La elaboración teórica vino en auxilio de los penalistas. Se aceptó el axioma (hoy hablaríamos de estereotipo) de que la mujer viene al mundo predispuesta al goce carnal, a la concupiscencia. Bien puede ser ultrajada, pero el ultraje deja de serlo cuando se enciende en ella (diríase automáticamente) el placer. La solución a los tres problemas: sueño profundo, estupefacción artificial por ingesta máxima de alcohol o drogas, e hipnosis magnética (hoy pseudociencia, entonces una verdad prácticamente no discutida) hubo de ser desarrollada. Una respuesta vino de la psicología analítica entonces en ciernes: la mujer inconsciente sí recordaba la arremetida coital; en consecuencia, era posible que disfrutase tanto como era posible que se sintiese realmente invadida y vulnerada por el violador. Así, indispensable era interrogar a la mujer para saber, de primera voz, si le agradó la acometida o si esta le fue repugnante. De nada, o muy poco, valía el precepto del artículo 269º del entonces vigente código penal de 1863, si la arquitectura institucional de dicho cuerpo normativo —y, en general, toda la concepción jurídica de la época— se orientaba a supeditar el reconocimiento de ciertos derechos fundamentales a la «buena honra» de la mujer.
Interrogar a la víctima del ultraje y averiguar si experimentó placer coital. Es lo que propone De la Lama en 1907, amén de algunas prevenciones, como la de no permitir que el odontólogo quede a solas con su femenina paciente durante las intervenciones con aplicación de éter. Y es lo que hoy, de seguir en vigencia esos cánones patriarcales, se habría de inquirir a aquella víctima de los apetitos y del exhibicionismo brutal de Jhon Pizarro y sus cómplices: «¿Le gustó?». Pero la anónima ultrajada de un vídeo tristemente viralizado parece preferir el silencio, por una tenaz inversión de la culpa que la hace no solo partícipe sino corresponsable de los hechos. «¿Para qué tomaste?», «¿Para eso te emborrachas?», «¿Qué fumaste?». Tales los menos grotescos, los menos impublicables dicterios que proliferaron en las —ya se sabe— espesas aguas del ciberespacio. Espesas aguas que, por una vez, impulsaron la captura de un abusador demasiado pagado de sí.
Fuentes:
- Código penal del Perú. Edición oficial. Lima: Imprenta Calle de la Rifa 58 [Imprenta del Estado], 1863.

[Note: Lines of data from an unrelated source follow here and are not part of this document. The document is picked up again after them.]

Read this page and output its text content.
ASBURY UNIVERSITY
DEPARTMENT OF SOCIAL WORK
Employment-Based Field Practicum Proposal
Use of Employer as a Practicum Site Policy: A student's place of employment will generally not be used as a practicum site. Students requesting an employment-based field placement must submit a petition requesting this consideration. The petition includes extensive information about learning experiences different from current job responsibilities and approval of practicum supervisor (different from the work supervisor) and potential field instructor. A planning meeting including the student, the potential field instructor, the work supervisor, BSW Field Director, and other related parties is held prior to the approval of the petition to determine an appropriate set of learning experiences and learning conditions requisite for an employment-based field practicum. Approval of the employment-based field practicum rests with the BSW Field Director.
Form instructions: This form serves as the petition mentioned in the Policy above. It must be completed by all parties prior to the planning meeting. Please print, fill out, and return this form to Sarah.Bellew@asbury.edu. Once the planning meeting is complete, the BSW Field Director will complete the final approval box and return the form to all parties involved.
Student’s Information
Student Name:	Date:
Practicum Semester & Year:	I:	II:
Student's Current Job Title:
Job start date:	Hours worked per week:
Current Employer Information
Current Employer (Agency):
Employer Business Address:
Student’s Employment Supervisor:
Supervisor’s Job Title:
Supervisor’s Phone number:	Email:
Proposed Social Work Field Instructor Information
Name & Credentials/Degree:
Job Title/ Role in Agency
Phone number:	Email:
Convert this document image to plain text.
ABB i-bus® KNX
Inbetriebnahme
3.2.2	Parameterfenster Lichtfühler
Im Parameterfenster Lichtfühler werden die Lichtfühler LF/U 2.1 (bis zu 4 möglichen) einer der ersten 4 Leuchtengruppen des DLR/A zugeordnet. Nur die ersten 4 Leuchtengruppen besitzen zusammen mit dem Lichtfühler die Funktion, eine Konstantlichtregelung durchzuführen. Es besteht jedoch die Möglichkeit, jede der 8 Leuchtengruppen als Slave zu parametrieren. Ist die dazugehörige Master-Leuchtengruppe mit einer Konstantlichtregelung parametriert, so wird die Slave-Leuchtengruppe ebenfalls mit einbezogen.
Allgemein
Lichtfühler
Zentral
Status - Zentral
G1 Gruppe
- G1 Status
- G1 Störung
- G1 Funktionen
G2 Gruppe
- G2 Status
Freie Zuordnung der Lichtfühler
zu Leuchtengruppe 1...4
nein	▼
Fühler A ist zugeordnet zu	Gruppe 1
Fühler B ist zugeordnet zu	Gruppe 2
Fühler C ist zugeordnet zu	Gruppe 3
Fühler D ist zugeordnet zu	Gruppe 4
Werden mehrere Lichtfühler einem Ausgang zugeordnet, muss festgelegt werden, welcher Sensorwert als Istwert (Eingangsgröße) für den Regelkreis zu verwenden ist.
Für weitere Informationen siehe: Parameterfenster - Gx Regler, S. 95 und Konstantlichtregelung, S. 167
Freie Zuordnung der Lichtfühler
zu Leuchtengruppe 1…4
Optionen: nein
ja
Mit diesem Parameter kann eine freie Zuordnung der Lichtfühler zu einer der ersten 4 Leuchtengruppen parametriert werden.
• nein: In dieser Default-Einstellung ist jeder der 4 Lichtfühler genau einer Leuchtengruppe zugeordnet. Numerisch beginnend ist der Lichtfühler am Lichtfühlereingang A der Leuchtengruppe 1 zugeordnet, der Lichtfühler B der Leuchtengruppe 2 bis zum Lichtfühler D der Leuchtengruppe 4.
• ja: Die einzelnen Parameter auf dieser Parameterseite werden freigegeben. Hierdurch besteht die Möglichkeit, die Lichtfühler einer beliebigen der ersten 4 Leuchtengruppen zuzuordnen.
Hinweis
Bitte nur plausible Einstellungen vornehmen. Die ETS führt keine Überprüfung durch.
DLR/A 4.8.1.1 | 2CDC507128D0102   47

- Germán D. Zevallos. Código penal promulgado de [sic] 28 de julio de 1924. 2ª edición concordada y anotada. Huancayo: Imprenta B. A. Sánchez Muños, 1935.
- Miguel Antonio de la Lama. Principios de medicina legal para los estudiantes de leyes y los jurisperitos. Con un glosario técnico. Ordenados, ampliados y adaptados a la legislación peruana. Tomo I: Parte civil. Lima: Imprenta San Pedro, 1907.
- Carlos Ramos Núñez. Historia del Derecho Civil peruano. Siglos XIX y XX. Tomo IV: Legislación, abogados y exégetas. Lima: PUCP. Fondo Editorial, 2003, pp. 398-457.